Annick Geille est écrivain, critique littéraire et journaliste. Elle rédige une rubrique mensuelle pour le journal Service Littéraire et dirige la Sélection en ligne du Salon littéraire. Elle vient de publier son onzième roman, Rien que la mer, aux éditions La Grande Ourse.

Frédéric Beigbeder. Extrait de : Conversations d’un enfant du siècle


« Entre 1999 et 2014, Beigbeder a rencontré Bernard Frank, Philippe Sollers, Jean-Jacques Schuhl, Guillaume Dustan, Antonio Tabucchi, Umberto Eco, Gabriel Matzneff, Chuck Palahniuk, Catherine Millet, Jay McInerney, Albert Cossery, Françoise Sagan, Simon Liberati, Tom Wolfe, Charles Bukowski, Alain Finkielkraut, Michel Houellebecq, Jean d’Ormesson, Bernard-Henri Lévy, Bret Easton Ellis, Paul Nizon, Francis Scott Fitzgerald (posthume) et James Salter. "Je voulais déchiffrer leur méthode, comprendre les rouages de leur travail, voler leurs secrets de fabrication. C’est fou comme on se sent bien en écoutant les dernières personnes intelligentes sur terre" dit-il. Et pour faire bonne figure, Frédéric Beigbeder s’est inclus dans la liste. » (Extrait d’un article de Jorge S. B. Guerreiro à propos de Conversations d’un enfant du siècle.)

Le nouveau Beigbeder – écrivain, Prix Interallié et Renaudot, cinéaste, éditeur, patron de presse, etc. – nous arrive donc bientôt. En avant-première pour La Sélection des meilleurs livres de la période, voici l’extrait d’un dialogue de Frédéric Beigbeder avec Michel Houellebecq.

Cette interview "du plus grand romancier français vivant" fut réalisée pour le magazine Lui en 2014. Elle semble d’autant plus d’actualité que Houellebecq crevait littéralement l’écran samedi 29 août dernier, sur le plateau de Laurent Ruquier, "On n’est pas couchés".

Accaparant la lumière, entraînant l’auditoire, sous le charme, l’auteur de Soumission s’est révélé comme un formidable ambassadeur de lui-même. Tous les intervenants l’appelaient par son prénom, ce qui est un signe. "Michel, tout de même, lorsque vous dites que..." Tous s’inclinaient devant l’écrivain qui ne bafouille pas, n’éructe pas, mais dont la réserve et la courtoisie – deux vertus démodées – transparaissaient dans les conditions du direct. En réponse aux questions de Laurent Ruquier, que l’on sentait quasi intimidé, des mots chuchotés. Deux, trois mots. Sonnant juste, ils ne pouvaient être moqués. Houellebecq ce soir-là ? Une ironie aux aguets. Quelque chose dans l’expression, timide, quoique matoise, rappelait étrangement les mimiques et visages changeants de Sagan (la finesse des traits, le regard sous la mèche, les coups d’œil inquiets vers la caméra). Le tout avec une indépendance d’esprit et sur un ton qui nous ont fait oublier la nuit. 

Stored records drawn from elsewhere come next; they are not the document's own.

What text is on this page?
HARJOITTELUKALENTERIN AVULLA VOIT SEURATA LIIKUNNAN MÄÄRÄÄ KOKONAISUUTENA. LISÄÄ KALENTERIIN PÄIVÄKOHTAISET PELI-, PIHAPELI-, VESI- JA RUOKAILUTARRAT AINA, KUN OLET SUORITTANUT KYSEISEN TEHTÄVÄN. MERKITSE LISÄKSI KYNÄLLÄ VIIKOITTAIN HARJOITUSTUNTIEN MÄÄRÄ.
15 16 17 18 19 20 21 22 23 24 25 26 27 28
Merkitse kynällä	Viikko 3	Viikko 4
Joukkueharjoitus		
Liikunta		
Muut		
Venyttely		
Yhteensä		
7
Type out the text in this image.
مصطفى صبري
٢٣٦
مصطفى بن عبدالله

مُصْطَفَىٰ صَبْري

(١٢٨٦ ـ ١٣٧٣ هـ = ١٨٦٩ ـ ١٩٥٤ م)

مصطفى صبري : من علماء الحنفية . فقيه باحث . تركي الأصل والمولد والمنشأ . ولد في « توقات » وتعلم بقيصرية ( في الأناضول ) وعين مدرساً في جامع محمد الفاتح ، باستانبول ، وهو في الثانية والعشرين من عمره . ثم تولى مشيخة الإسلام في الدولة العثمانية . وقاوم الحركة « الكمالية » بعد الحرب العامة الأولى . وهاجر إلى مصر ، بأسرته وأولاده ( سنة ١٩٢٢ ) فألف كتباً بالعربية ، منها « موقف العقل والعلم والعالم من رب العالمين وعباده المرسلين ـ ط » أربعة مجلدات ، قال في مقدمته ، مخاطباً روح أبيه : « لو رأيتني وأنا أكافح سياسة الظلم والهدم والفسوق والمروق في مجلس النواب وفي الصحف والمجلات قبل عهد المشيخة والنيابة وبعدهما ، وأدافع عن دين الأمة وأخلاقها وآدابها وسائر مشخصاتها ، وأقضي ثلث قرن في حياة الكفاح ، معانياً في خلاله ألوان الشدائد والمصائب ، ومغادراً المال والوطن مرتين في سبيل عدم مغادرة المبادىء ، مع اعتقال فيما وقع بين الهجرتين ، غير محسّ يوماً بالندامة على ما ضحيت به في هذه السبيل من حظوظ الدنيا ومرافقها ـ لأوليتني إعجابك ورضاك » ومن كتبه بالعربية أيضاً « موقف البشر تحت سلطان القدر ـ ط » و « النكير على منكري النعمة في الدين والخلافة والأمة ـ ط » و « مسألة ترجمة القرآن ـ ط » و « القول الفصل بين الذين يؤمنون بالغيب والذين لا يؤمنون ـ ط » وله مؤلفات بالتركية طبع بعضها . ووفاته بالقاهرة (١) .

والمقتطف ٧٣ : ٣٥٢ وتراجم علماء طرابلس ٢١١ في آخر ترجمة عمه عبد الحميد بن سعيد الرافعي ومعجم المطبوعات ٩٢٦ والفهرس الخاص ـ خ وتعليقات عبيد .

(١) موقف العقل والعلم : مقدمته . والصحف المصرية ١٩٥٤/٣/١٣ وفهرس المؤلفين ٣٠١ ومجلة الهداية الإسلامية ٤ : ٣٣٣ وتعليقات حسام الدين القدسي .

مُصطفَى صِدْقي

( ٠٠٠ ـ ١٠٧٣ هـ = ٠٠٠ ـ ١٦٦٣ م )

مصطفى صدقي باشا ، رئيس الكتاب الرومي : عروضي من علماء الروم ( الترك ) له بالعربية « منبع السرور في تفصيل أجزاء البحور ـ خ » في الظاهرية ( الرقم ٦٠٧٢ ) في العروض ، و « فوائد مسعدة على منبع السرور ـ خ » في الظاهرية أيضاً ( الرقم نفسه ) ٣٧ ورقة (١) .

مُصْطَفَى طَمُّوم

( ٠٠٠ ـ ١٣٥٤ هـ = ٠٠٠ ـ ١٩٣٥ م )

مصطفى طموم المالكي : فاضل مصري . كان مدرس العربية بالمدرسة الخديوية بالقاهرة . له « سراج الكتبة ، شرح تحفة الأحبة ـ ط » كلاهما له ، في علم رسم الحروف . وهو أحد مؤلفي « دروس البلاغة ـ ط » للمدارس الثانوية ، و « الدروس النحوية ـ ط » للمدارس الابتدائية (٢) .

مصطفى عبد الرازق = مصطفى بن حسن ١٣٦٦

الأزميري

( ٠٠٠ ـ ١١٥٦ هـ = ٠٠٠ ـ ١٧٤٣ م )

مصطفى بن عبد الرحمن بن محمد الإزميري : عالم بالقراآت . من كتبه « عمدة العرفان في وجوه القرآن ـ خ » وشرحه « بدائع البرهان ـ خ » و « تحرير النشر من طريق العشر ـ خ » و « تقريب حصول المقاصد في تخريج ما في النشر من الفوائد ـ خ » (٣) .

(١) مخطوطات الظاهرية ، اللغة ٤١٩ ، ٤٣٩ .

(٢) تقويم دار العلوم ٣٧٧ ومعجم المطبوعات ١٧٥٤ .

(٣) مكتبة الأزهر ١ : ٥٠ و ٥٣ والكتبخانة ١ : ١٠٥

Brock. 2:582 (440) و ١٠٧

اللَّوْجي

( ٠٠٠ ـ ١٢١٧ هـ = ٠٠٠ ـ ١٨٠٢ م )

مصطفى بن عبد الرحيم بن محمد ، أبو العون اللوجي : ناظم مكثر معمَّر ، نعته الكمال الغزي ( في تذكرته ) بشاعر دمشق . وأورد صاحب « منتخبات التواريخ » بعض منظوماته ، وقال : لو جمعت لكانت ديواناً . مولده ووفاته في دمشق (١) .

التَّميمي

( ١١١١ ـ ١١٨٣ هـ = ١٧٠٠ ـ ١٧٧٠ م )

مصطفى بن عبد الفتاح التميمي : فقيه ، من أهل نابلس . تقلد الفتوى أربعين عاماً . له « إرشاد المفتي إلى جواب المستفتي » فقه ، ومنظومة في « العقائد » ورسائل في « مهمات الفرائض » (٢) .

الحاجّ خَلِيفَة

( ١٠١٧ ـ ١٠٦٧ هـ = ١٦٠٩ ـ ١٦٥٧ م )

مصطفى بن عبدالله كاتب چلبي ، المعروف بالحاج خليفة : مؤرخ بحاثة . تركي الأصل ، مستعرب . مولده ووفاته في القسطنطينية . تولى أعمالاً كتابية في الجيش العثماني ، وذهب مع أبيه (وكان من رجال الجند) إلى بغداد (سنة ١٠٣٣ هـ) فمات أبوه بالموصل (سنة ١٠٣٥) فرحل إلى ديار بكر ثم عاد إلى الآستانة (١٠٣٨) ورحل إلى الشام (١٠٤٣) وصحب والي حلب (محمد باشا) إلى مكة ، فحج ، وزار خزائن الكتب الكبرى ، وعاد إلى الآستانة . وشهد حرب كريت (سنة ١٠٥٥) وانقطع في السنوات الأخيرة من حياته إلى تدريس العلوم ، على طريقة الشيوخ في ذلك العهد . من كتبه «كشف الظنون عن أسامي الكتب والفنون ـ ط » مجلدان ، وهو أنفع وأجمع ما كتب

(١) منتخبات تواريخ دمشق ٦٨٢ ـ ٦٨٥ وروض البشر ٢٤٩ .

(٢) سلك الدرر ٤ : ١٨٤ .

"Avant, un écrivain devait être bon à l’écrit, affirma Bernard Frank sur le plateau de Bernard Pivot, aujourd’hui il doit l’être aussi à l’oral !"

Un grand moment de littérature et de télévision.

Frédéric Beigbeder et Michel Houellebecq se voient régulièrement. Ils se sont rencontrés à deux reprises pour ce recueil d’interviews. Ou plutôt de conversations, car, nous avertit Frédéric Beigbeder dans son avant-propos : "Quand un écrivain parle avec un confrère, leur dialogue produit forcément de la littérature : c’est une création orale. Écrire, c’est parler en silence, et réciproquement : parler, c’est écrire à haute voix. Quand deux écrivains conversent, c’est comme le frottement de deux silex : le feu n’est pas garanti mais il y aurait forcément quelques étincelles."

 

EXTRAIT >

 

Michel Houellebecq – Avril 2014

 

On sonne à la porte. Michel Houellebecq est en avance. Je suis très honoré de recevoir le plus grand romancier français chez moi, même s’il est allergique à mon chat. « Ton chat est quand même bizarre, dit-il. Il a une tête méchante. Il fait un peu peur. On devrait le prendre en photo, les lecteurs de Lui pourraient ainsi en juger par eux-mêmes. » Je refuse de publier une photographie de Kokoschka : il ne faut pas rendre mon chat trop célèbre car il est déjà très narcissique. En outre, je précise qu’il s’agit d’une chatte et – pardonnez cet humour vulgaire – il me semble qu’il y en a déjà suffisamment dans Lui. Recevoir Michel Houellebecq à son domicile n’est pas une mince affaire. Déjà se pose le problème des cendres de sa cigarette : il faut souvent tendre un cendrier à l’endroit où la cendre va tomber. S’il est de notoriété mondiale que Michel tient sa cigarette entre le majeur et l’annulaire, l’on sait moins qu’il est rigoureusement incapable de faire tomber sa cendre en un objet prévu à cet effet. Pour bien situer le cadre de notre entretien, il vous faut imaginer un hôte qui tente sans cesse de rattraper au vol des paquets de cendre tombant sur la chemise, ou dans l'assiette, ou le verre, de son invité. Nous mangeons un couscous livré à domicile par Chez Bébert en buvant du côte-rôtie. Nous dégusterons ensuite un assortiment de fromages choisis spécialement par Nicole Barthélemy pour Michel – principalement des fromages à pâte molle. Je n’ai pas prévu de dessert car je sais que nous n’aurons plus faim. Cela fait vingt ans que je fréquente Houellebecq : nous nous sommes rencontrés au début des années 90, quand ni lui ni moi n’avions de succès. En 1998, il est devenu un phénomène de société avec la publication des Particules élémentaires. Deux ans après, je publiais un roman dont il m’avait suggéré l’idée : 99 francs. Depuis, nos destins liés nous empêchent de nous sentir concurrents. On pourrait dire cela autrement : j’ai accepté sa victoire depuis longtemps. J’ai toujours ressenti une immense tendresse pour cet auteur délicat, fatigué, qui ne prononce (lentement) que des phrases vraies. J’aime le lire, l’écouter, l’admirer et je sais que c’est une chance de pouvoir passer du temps avec lui. Il est toujours drôle et émouvant, même quand il a les cheveux collés sur le front et qu’il s’endort à table.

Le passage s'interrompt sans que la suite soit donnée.